Keyboard shortcuts

Press or to navigate between chapters

Press S or / to search in the book

Press ? to show this help

Press Esc to hide this help

Materialization Policy

When a call-mode rule produces an output, does it need to be written to disk? Not always. OxyMake lets you control this with the materialization policy, enabling significant speedups for workflows where intermediate outputs are only consumed by other call-mode rules.

The Four Policies

PolicyBehavior
always(default) Write to disk after every job. Reproducible, cacheable.
autoWrite to disk only if a downstream job needs a file (not a call peer)
neverKeep in memory only. Lost if the process dies. Not cached.
finalWrite to disk only if this output is a leaf of the DAG (a final result)

Declaring Materialization

Set the policy on individual outputs:

[rule.compute_features]
output = [{
    path = "features/{sample}.parquet",
    format = "parquet",
    materialize = "auto"
}]
call = "pipeline.features:compute_features"
lang = "python"

[rule.train_model]
output = [{
    path = "models/{sample}.pkl",
    format = "pickle",
    materialize = "always"
}]
call = "pipeline.model:train"
lang = "python"

In this example, the features DataFrame is only written to disk if a non-call downstream rule needs it as a file. The model is always saved.
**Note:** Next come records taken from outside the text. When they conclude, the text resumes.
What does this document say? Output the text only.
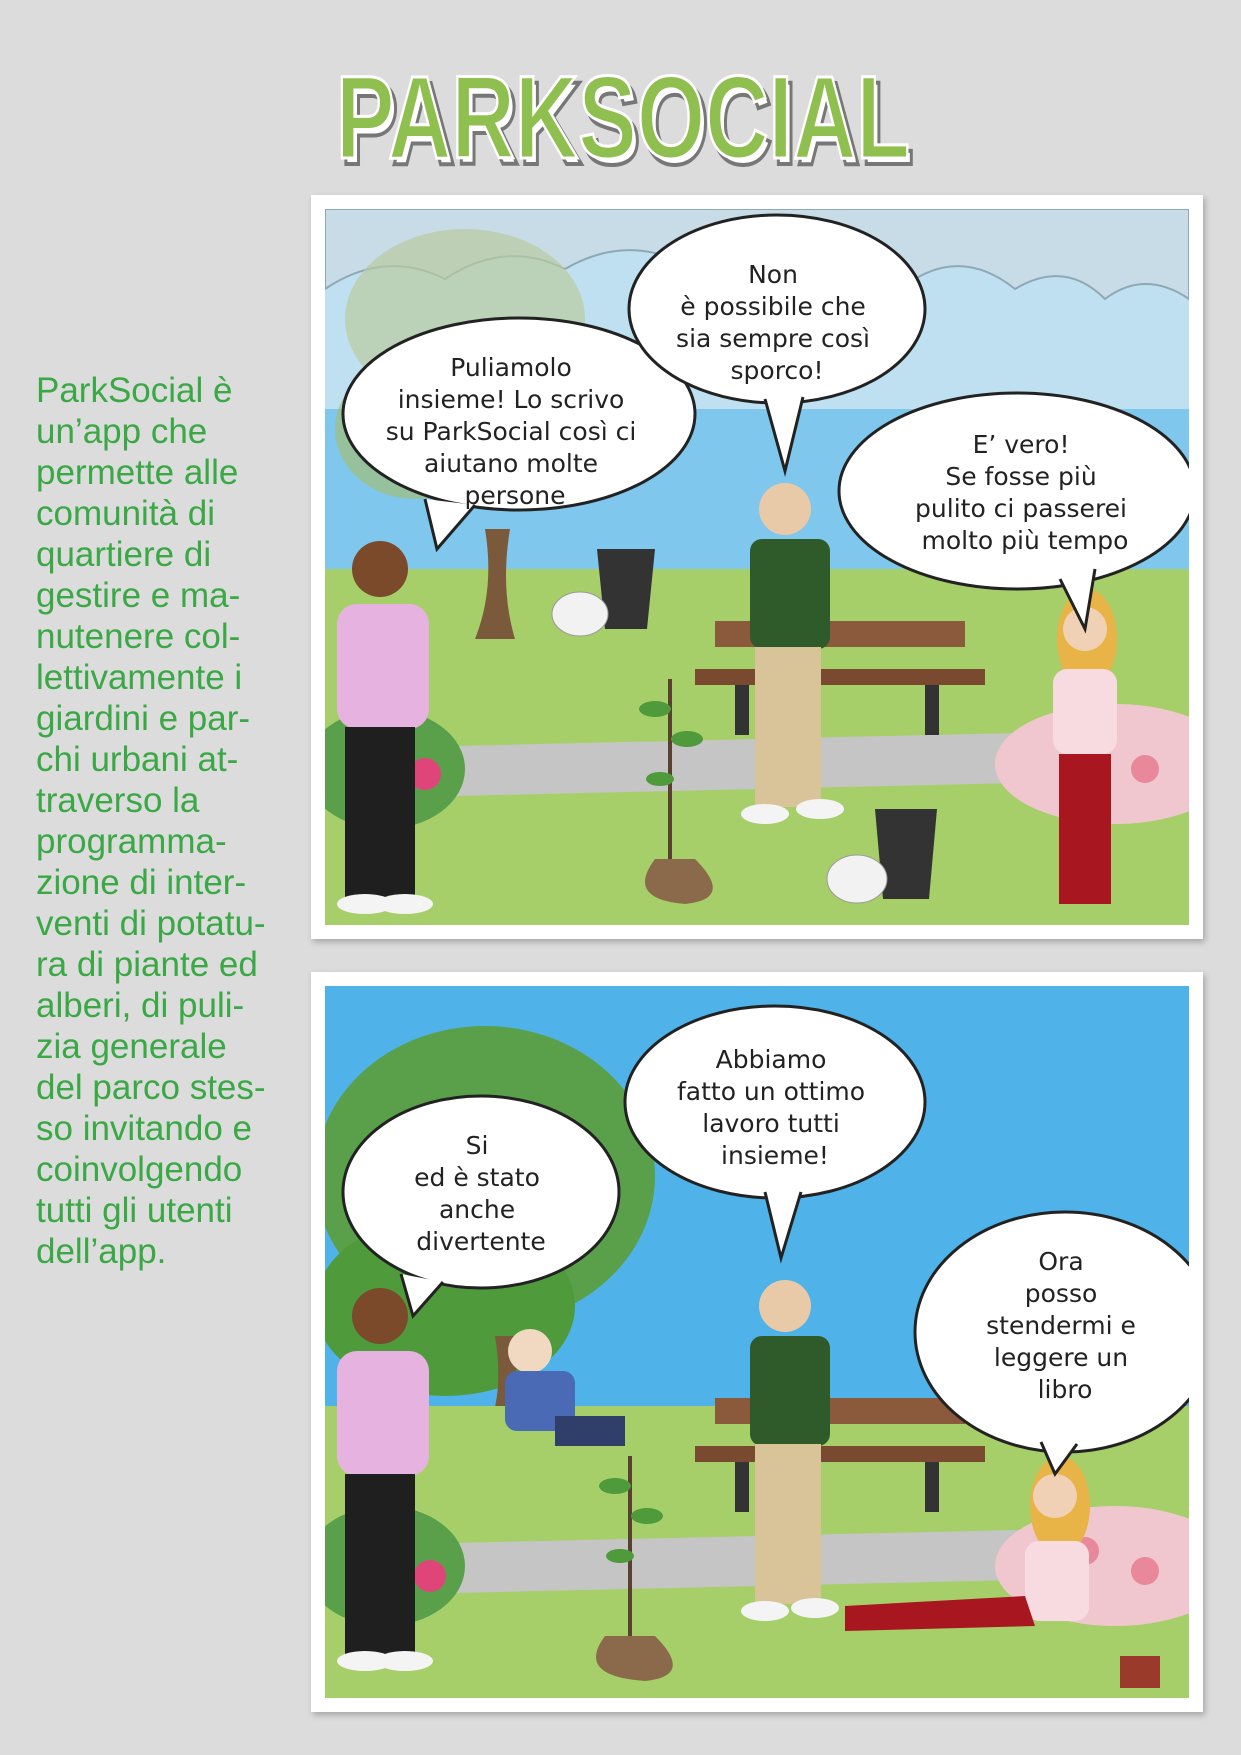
PARKSOCIAL
PARKSOCIAL
ParkSocial è
un’app che
permette alle
comunità di
quartiere di
gestire e ma-
nutenere col-
lettivamente i
giardini e par-
chi urbani at-
traverso la
programma-
zione di inter-
venti di potatu-
ra di piante ed
alberi, di puli-
zia generale
del parco stes-
so invitando e
coinvolgendo
tutti gli utenti
dell’app.
Puliamolo insieme! Lo scrivo su ParkSocial così ci aiutano molte persone
Non è possibile che sia sempre così sporco!
E’ vero! Se fosse più pulito ci passerei molto più tempo
Si ed è stato anche divertente
Abbiamo fatto un ottimo lavoro tutti insieme!
Ora posso stendermi e leggere un libro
Setting the Policy per Output

Materialization is declared per output in the Oxymakefile, on the structured output form:

[rule.compute_features]
# ...
output = [
    { path = "data/features.parquet", materialize = "auto" },
]

Valid values are auto (the default — write to disk only when a downstream file consumer needs it), never (keep in memory; no disk, no caching), final (write only leaf outputs), and always (write and cache every output). There is no global ox run flag that overrides the policy today; control it in the Oxymakefile per output.

Guidance for development workflows:

  • During prototyping, set materialize = "never" on intermediate outputs to iterate fast
  • For production, use the default auto (or always) for full caching and reproducibility
  • For presentations or reports, set leaf outputs to final

How It Works with call Mode

When two consecutive rules both use call mode on the local executor, OxyMake can pass data directly in memory:

compute_features  ──[DataFrame in memory]──>  train_model
     (call)                                      (call)

No file is written between them. The format field tells OxyMake how to serialize the data if materialization is needed later (e.g., for caching or for a shell-mode downstream rule).

The Flow

  1. compute_features runs and returns a DataFrame
  2. If materialize = "auto" and the next consumer is also call mode: pass the DataFrame directly in memory
  3. If materialize = "auto" and the next consumer is shell mode: write the DataFrame to disk using the parquet codec
  4. If materialize = "always": always write to disk (and cache)
  5. If materialize = "never": never write to disk (no cache)

Constraints

Not everything supports non-always materialization:

  • shell, run, and script modes always materialize. They manage their own I/O and need real files.
  • Distributed executors (SLURM, K8s) force materialization because jobs run on separate machines.
  • Non-materialized outputs are not cached. If the process dies or you restart, they will be recomputed. This is an explicit trade-off: speed vs. reproducibility.

The --materialize Flag

The CLI flag sets the floor for materialization:

Flag valueEffect
alwaysAll outputs written to disk (default behavior)
autoPer-output policy respected
neverNo outputs written (memory only, for testing)
finalOnly DAG-leaf outputs written

Practical Example

Consider a three-stage pipeline:

[rule.load_data]
output = [{ path = "data/{s}.parquet", format = "parquet", materialize = "auto" }]
call = "pipeline:load_data"
lang = "python"

[rule.compute_features]
output = [{ path = "features/{s}.parquet", format = "parquet", materialize = "auto" }]
call = "pipeline:compute_features"
lang = "python"

[rule.generate_report]
output = [{ path = "reports/{s}.html", materialize = "always" }]
call = "pipeline:generate_report"
lang = "python"

With ox run --materialize=final:

  • load_data output: kept in memory (not a leaf)
  • compute_features output: kept in memory (not a leaf)
  • generate_report output: written to disk (it is a leaf)

Only the final HTML report touches the filesystem. The intermediate parquet files exist only in memory during execution.